These days I'm spending time with On Monsters: An Unnatural History of Our Worst Fears by Stephen Asma, a book that explores the idea (so far) of monsters and memory. I'm not very far, but one of the things it addresses -- an idea I ran into first on a History Channel/Discovery Channel entertainment-doc about monsters -- is that the myth of the cyclops -- a giant, one-eyed man -- might have come from people in antiquity digging up mammoth bones.
It seems almost too simplistic to consider, but, you know -- you're a dude, you're digging in the ground, you don't know anything about dinosaurs or mammoths or species-gone-extinct. You find this in the ground, you do your best to explain it. That's not to say people in antiquity were stupid or any less imaginative than we are in 2011 -- it's just to say that they had a different foundation for understanding the world around them. Asma also theorizes that the idea of the satyr may come from reports of monkeys in India ("India" apparently meant "anything in Asia where something weird happens"). Dog-faced men from lands beyond may have been baboons (I think). It's all a way of understanding the world. An interesting anecdote comes from Pliny the Elder, who discounts the idea of the werewolf (as DZ might call them, the wolfmans), because according to the story, a man goes into the woods, becomes a wolf for nine years, then becomes a man again only if he's managed to evade any human contact for that near-decade. Then he puts his clothes back on -- the same clothes that have been hanging on a tree for nine years -- and returns to civilization. Pliny, who believed in satyrs and manticores and cyclopses, found the idea of clothes just hanging from a tree for nine years beyond the ken. And the thing is, I totally agree. Better a dog-faced man than a shirt that's just going to hang there for nine years. Nine years!
O Brother Where Art Thou, probably not the best Coen Brothers movie but the one I think about the most, has a cyclops. He's played by John Goodman with a Southern drawl. The movie kicks off with a claim to be adapted from The Odyssey, by Homer, which is honest and direct. I don't know if I've ever written a single thing that I didn't steal from someone else, knowingly or not. O Brother is about a captain of men trying to get home to his wife, having adventures that waylay him, and then when he gets home, he has to battle his wife's new suitors. In my bones I love the archetypal story that is retold in another time. O Brother might not hit the Odyssey beat for beat, but the heart of it is there. It might even reach different conclusions -- but that's part of the struggle. Take this story that is in our bones, tell it right now (even if it's set in a time not our own, we are telling it now), and see how it's different.
Amanda Bynes dressed up as a boy in She's the Man, which is based on Twelfth Night, and which sticks too close to its source for its own good. It's not a bad movie, but it's not a surprising movie, either. I felt the same way about Rango this weekend. Both movies are charming in their own way, both take their stories from stories we already know in our bones (in Rango's case, it's a more general American Western place), but neither of them move beyond their inspiration to talk about what that story means today, the way O Brother does. And that's what I'm trying to talk about -- it's important to tell our stories again, often and imperfectly, and to change them a little bit every time.

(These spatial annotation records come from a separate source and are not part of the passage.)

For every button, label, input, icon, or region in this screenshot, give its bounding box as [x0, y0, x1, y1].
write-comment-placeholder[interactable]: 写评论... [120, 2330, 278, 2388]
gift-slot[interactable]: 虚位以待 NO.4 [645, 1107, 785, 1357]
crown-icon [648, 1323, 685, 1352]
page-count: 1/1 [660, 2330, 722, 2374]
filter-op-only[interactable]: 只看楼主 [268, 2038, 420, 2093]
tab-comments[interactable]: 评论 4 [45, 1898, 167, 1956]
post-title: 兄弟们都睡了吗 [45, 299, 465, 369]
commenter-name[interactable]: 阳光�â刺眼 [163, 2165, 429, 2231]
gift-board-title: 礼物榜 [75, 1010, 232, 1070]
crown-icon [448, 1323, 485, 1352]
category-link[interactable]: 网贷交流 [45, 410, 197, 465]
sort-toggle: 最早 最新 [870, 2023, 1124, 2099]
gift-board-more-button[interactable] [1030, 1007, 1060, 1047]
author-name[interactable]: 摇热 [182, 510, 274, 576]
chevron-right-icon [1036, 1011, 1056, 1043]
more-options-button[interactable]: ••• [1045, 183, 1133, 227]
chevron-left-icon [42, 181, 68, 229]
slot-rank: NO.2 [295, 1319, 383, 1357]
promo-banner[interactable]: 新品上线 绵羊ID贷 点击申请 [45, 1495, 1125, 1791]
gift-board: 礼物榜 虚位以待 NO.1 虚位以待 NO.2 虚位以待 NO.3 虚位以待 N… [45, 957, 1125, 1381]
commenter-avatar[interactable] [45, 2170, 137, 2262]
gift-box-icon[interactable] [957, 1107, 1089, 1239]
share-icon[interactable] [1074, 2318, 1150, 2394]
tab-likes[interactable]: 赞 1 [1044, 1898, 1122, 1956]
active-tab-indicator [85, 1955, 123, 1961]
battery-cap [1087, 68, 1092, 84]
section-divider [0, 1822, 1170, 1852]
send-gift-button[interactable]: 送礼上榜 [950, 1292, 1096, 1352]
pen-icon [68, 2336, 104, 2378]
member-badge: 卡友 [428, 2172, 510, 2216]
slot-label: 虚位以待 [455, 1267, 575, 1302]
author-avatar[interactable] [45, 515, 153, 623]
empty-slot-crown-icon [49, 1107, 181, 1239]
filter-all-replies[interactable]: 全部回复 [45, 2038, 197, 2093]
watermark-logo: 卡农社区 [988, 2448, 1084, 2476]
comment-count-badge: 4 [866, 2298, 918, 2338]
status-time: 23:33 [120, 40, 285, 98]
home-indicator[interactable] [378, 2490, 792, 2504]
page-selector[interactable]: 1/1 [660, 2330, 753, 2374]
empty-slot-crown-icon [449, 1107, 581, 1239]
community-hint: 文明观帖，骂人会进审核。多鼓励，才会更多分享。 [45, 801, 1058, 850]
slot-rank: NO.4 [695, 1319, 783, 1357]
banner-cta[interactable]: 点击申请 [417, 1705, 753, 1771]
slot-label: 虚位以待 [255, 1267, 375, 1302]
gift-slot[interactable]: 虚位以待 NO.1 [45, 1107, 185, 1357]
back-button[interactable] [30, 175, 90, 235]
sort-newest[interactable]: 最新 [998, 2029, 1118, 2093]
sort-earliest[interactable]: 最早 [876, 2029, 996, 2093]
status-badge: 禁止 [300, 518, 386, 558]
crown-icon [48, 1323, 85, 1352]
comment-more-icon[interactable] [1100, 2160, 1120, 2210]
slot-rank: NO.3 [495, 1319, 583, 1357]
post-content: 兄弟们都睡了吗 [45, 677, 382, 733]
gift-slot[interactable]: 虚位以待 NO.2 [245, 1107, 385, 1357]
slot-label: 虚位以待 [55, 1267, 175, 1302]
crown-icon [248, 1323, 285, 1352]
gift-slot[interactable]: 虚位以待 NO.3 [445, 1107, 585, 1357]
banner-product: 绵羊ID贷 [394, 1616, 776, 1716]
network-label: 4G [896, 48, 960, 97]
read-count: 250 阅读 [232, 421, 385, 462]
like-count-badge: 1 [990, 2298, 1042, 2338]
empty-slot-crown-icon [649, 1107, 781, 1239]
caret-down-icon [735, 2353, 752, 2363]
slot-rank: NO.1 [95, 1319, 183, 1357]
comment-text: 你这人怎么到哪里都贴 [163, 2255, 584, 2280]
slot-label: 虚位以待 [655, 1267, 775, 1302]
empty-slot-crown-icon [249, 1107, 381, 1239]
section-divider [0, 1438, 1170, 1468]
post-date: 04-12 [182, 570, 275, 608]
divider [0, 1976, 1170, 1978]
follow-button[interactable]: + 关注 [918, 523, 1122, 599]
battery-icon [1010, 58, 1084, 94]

I was going to try to tie this all into making shopping lists, and how I do it for groceries and should do it whenever I leave the house. I know I need to buy new pants and new shirts, but when I go out I talk myself out of it, because spending the money seems silly, and buying clothes feels indulgent. But when I go to the grocery store -- it says "oatmeal" on the list, but I don't want oatmeal right now, on a Sunday afternoon, and though my guts tell me not to buy it, I am going to honor the covenant of the list and the wishes of my past self, and I am going to buy oatmeal. And then, Monday morning, all of a sudden I am grateful that I bought that oatmeal after all. Had I listened to my bones, I'd be stuck with just toast.
But I'm not sure how that relates anymore.